December's Track Record Isn't Exactly Comforting
So can December turn things around? The historical data offers a complicated answer.
Since 1999, December has been slightly positive for Nvidia on average, posting a 3.2% return with a 62% win rate. That sounds okay until you look at recent history, which tells a much darker story. Over the past decade, December has actually been Nvidia's worst-performing month on average, with a 1.69% loss and only four positive months out of the last ten. Even more striking: Nvidia has finished December in the red in four of the past five years.

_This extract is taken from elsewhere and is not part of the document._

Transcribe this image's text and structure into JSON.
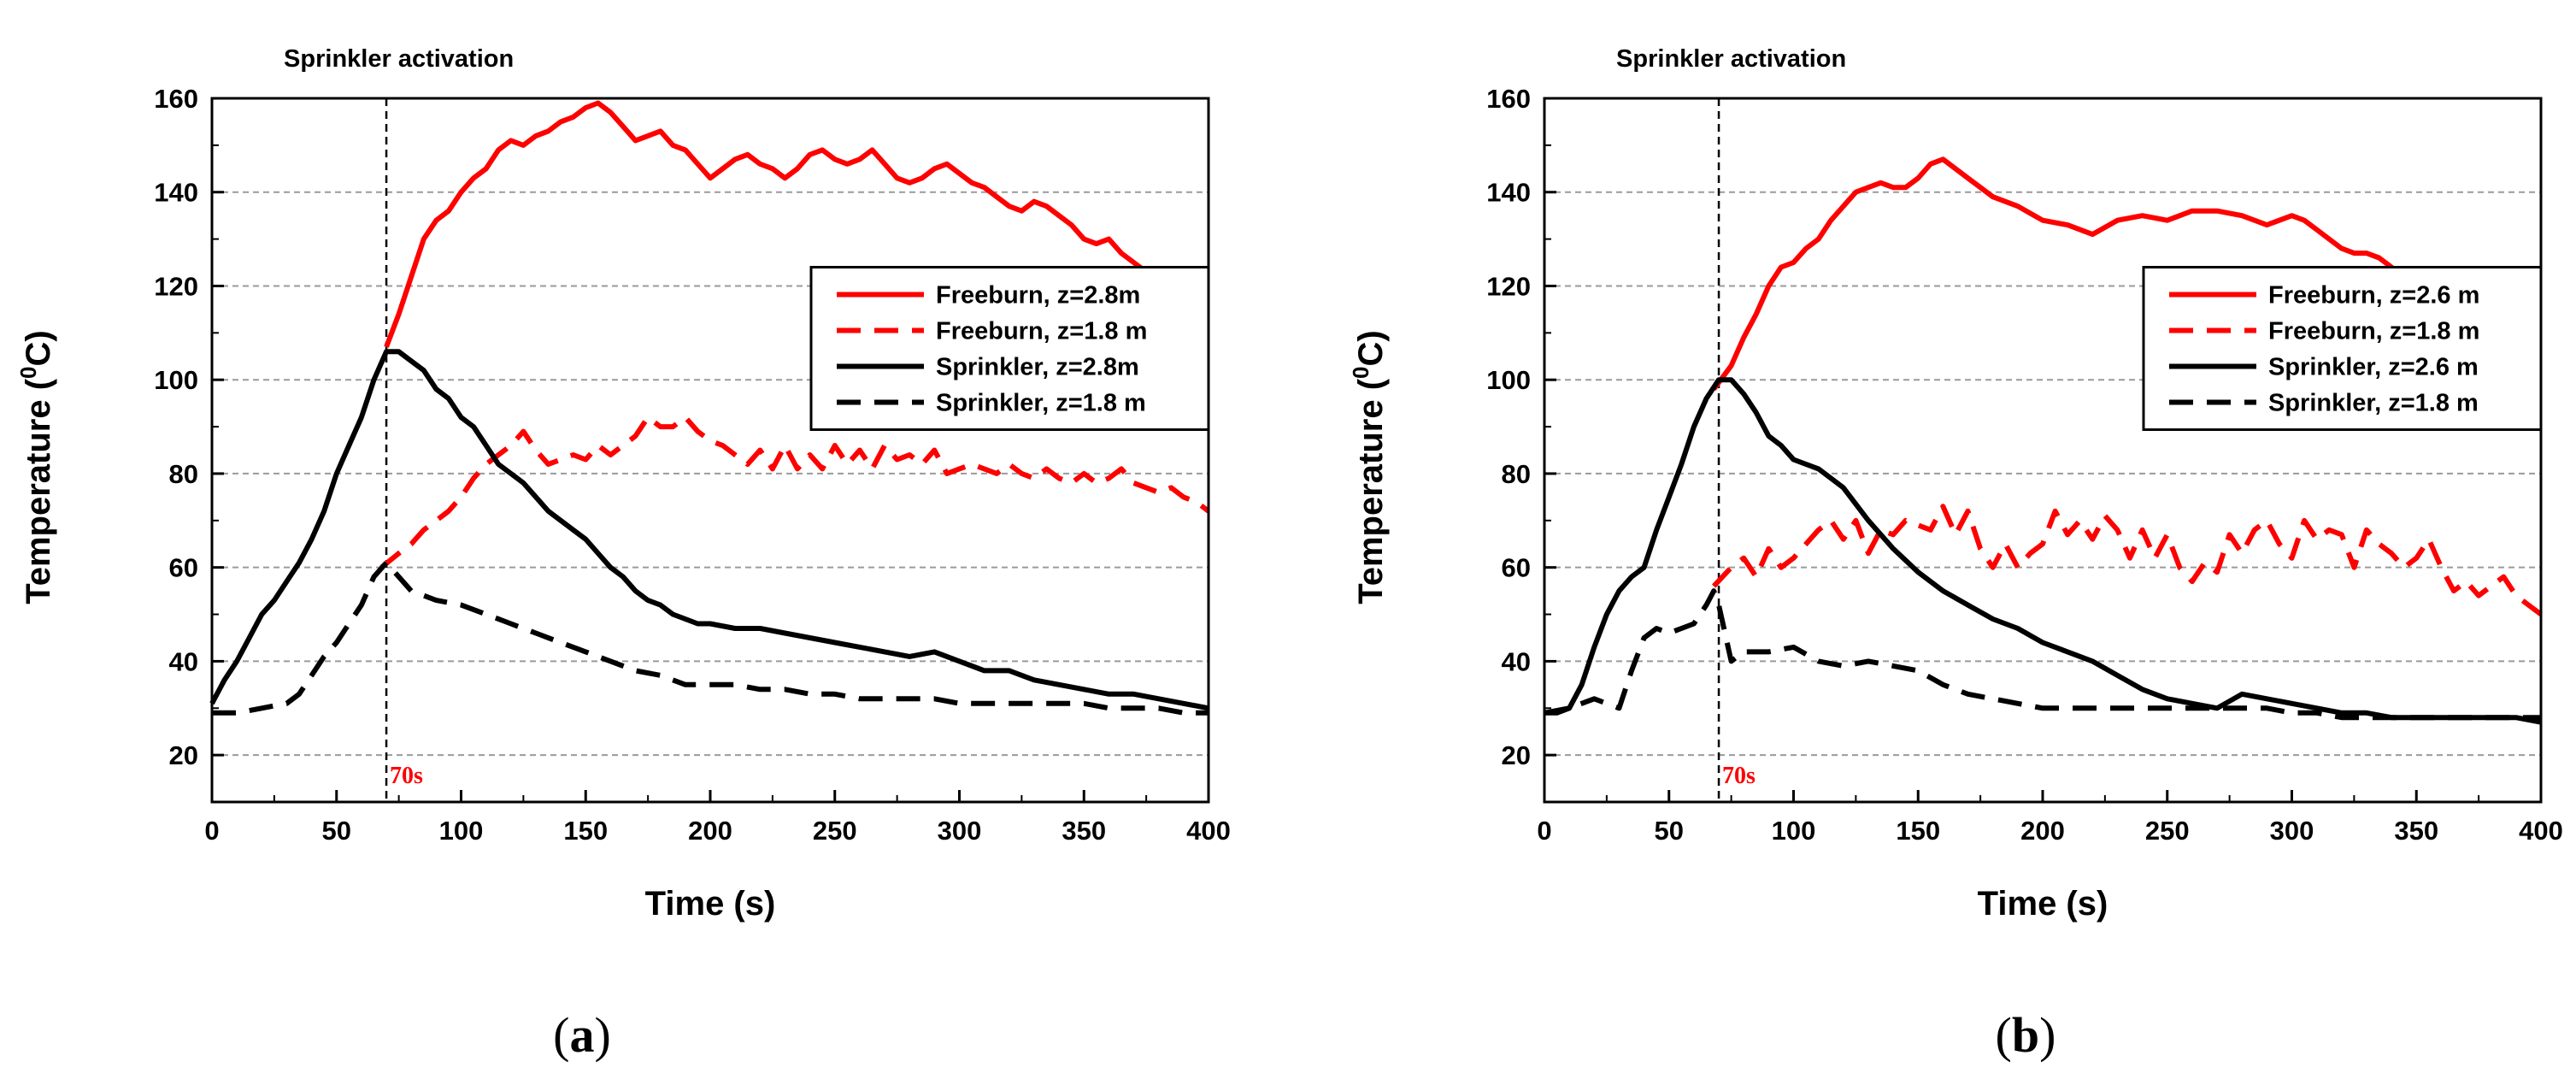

Looking at what happened after previous November disasters doesn't provide much clarity either. In 2000, after November dropped 34.8%, December delivered another brutal 19.1% decline. But in 2007 and 2008, the stock rebounded nicely with gains of 7.86% and 8% respectively after double-digit November losses. Then in 2018, another 18.3% decline followed the November slump. In other words, past performance suggests absolutely nothing about what comes next.
| Year | November (%) | December (%) |
|---|---|---|
| 1999 | 56.50 | 35.56 |
| 2000 | -34.83 | -19.10 |
| 2001 | 27.48 | 22.44 |
| 2002 | 43.95 | -32.81 |
| 2003 | 20.08 | 9.28 |
| 2004 | 32.20 | 23.16 |
| 2005 | 7.75 | 1.13 |
| 2006 | 6.08 | 0.05 |
| 2007 | -10.85 | 7.86 |
| 2008 | -14.73 | 8.03 |
| 2009 | 9.20 | 43.03 |
| 2010 | 13.21 | 13.16 |
| 2011 | 5.61 | -11.32 |
| 2012 | -0.04 | 2.42 |
| 2013 | 2.71 | 2.69 |
| 2014 | 7.32 | -4.39 |
| 2015 | 11.81 | 3.91 |
| 2016 | 29.57 | 15.77 |
| 2017 | -2.95 | -3.59 |
| 2018 | -22.48 | -18.31 |
| 2019 | 7.82 | 8.56 |
| 2020 | 6.92 | -2.59 |
| 2021 | 27.81 | -9.99 |
| 2022 | 25.38 | -13.64 |
| 2023 | 14.69 | 5.88 |
| 2024 | 4.14 | -2.86 |
| Average | 10.55% | 3.24% |
| % Positive | 77% | 62% |
What It All Means
Nvidia's November weakness, despite stellar earnings, tells us something important about where we are in the AI investment cycle. Fundamentals still matter, but so do valuations and competitive dynamics. The fact that the stock is falling while the business is thriving suggests that investors are starting to price in more realistic growth expectations and increased competition.
The coming weeks should provide clarity on whether this pullback represents a temporary pause in a longer bull run or something more significant. December's historically mixed performance means we could see anything from a sharp recovery to continued weakness. What's clear is that the AI trade has entered a new, more complicated phase where even dominant players like Nvidia can't take investor enthusiasm for granted anymore.